Photo: Richard Lavoie
Puis, Marie-Madeleine Normand, mariée à Alphonse Morin dit Valcourt, établie à Saint-Thomas-de-la-Pointe-à-Lacaille, en 1669, raconta son aventure. « Un terrible voyage », durant lequel une soixantaine de passagers sont morts. « Parmi elles de toutes jeunes filles de 12, 13, 14, 15 ans! », lance-t-elle. Elle présenta aussi le contexte des rencontres avec les prétendants. « Ça ressemblait un peu à ce que vous appelez aujourd’hui le « speed dating », dit-elle, provoquant le rire de l’assistance.
Puis, Louise Robin, épouse de Robert Gaumond, installée à Montmagny en 1671, récite à son tour. « À 30 ans, dit-elle avec humour, j’avais déjà coiffé Catherine depuis belle lurette », c’est pourquoi elle est venue en Nouvelle-France avec l’espoir de trouver mari.

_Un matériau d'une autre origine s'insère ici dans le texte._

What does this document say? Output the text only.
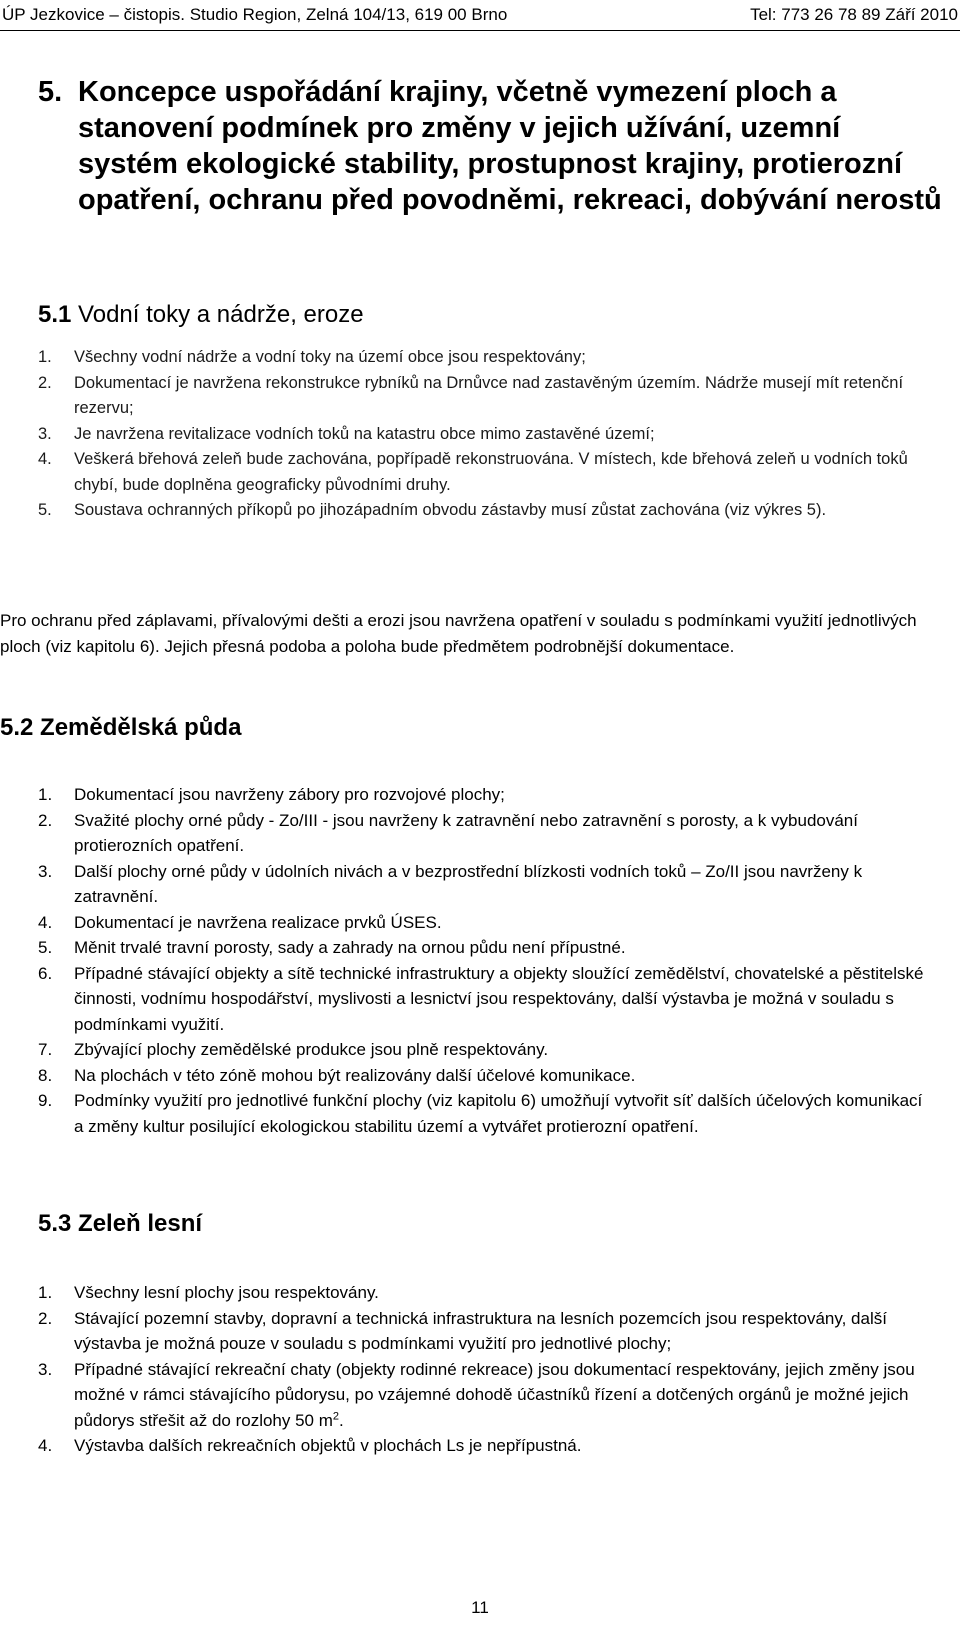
ÚP Jezkovice – čistopis. Studio Region, Zelná 104/13, 619 00 Brno	Tel: 773 26 78 89 Září 2010
5. Koncepce uspořádání krajiny, včetně vymezení ploch a stanovení podmínek pro změny v jejich užívání, uzemní systém ekologické stability, prostupnost krajiny, protierozní opatření, ochranu před povodněmi, rekreaci, dobývání nerostů
5.1 Vodní toky a nádrže, eroze
1. Všechny vodní nádrže a vodní toky na území obce jsou respektovány;
2. Dokumentací je navržena rekonstrukce rybníků na Drnůvce nad zastavěným územím. Nádrže musejí mít retenční rezervu;
3. Je navržena revitalizace vodních toků na katastru obce mimo zastavěné území;
4. Veškerá břehová zeleň bude zachována, popřípadě rekonstruována. V místech, kde břehová zeleň u vodních toků chybí, bude doplněna geograficky původními druhy.
5. Soustava ochranných příkopů po jihozápadním obvodu zástavby musí zůstat zachována (viz výkres 5).

Pro ochranu před záplavami, přívalovými dešti a erozi jsou navržena opatření v souladu s podmínkami využití jednotlivých ploch (viz kapitolu 6). Jejich přesná podoba a poloha bude předmětem podrobnější dokumentace.

5.2 Zemědělská půda
1. Dokumentací jsou navrženy zábory pro rozvojové plochy;
2. Svažité plochy orné půdy - Zo/III - jsou navrženy k zatravnění nebo zatravnění s porosty, a k vybudování protierozních opatření.
3. Další plochy orné půdy v údolních nivách a v bezprostřední blízkosti vodních toků – Zo/II jsou navrženy k zatravnění.
4. Dokumentací je navržena realizace prvků ÚSES.
5. Měnit trvalé travní porosty, sady a zahrady na ornou půdu není přípustné.
6. Případné stávající objekty a sítě technické infrastruktury a objekty sloužící zemědělství, chovatelské a pěstitelské činnosti, vodnímu hospodářství, myslivosti a lesnictví jsou respektovány, další výstavba je možná v souladu s podmínkami využití.
7. Zbývající plochy zemědělské produkce jsou plně respektovány.
8. Na plochách v této zóně mohou být realizovány další účelové komunikace.
9. Podmínky využití pro jednotlivé funkční plochy (viz kapitolu 6) umožňují vytvořit síť dalších účelových komunikací a změny kultur posilující ekologickou stabilitu území a vytvářet protierozní opatření.
5.3 Zeleň lesní
1. Všechny lesní plochy jsou respektovány.
2. Stávající pozemní stavby, dopravní a technická infrastruktura na lesních pozemcích jsou respektovány, další výstavba je možná pouze v souladu s podmínkami využití pro jednotlivé plochy;
3. Případné stávající rekreační chaty (objekty rodinné rekreace) jsou dokumentací respektovány, jejich změny jsou možné v rámci stávajícího půdorysu, po vzájemné dohodě účastníků řízení a dotčených orgánů je možné jejich půdorys střešit až do rozlohy 50 $m^2$.
4. Výstavba dalších rekreačních objektů v plochách Ls je nepřípustná.
11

S’étant occupé très jeune de la famille à la mort de sa mère. « Je savais tout faire sur la terre. Je savais cuisiner, confectionner et répare les vêtements, filer la laine, et en plus m’occuper des travaux de la ferme. » Voilà donc un bon parti, malgré son âge. « Ce que j’ai trouvé le plus difficile en arrivant ici, confie-t-elle, c’est les grands froids et la neige de mon premier hiver. Heureusement mon mari était bien installé […] Mais le froid, le froid, tout devenait comme figé dans le temps. Que je les ai trouvés longs ces hivers! » Elle s’est alors mise à aider ses compagnes moins bien établies qu’elle. Et l’on comprend qu’elle faisait office de sagefemme. « Ensemble, nous avons formé une communauté fière et solidaire », termine-t-elle.
Louise Faure Blanchet reprit la parole en guise de conclusion : « Voilà pourquoi nous sommes fières d’être des Filles du Roy. Non seulement avons-nous contribué honorablement au développement et au peuplement de la Nouvelle-France, mais nous avons aussi légué à nos familles notre courage, notre intégrité, notre culture et notre langue. »
Finalement, chacune d’entre elles mentionna de qui elles sont l’aïeule, remettant à des descendantes et des descendants présents dans la salle des parchemins de filiation. Un moment émouvant, chaudement applaudi par la foule.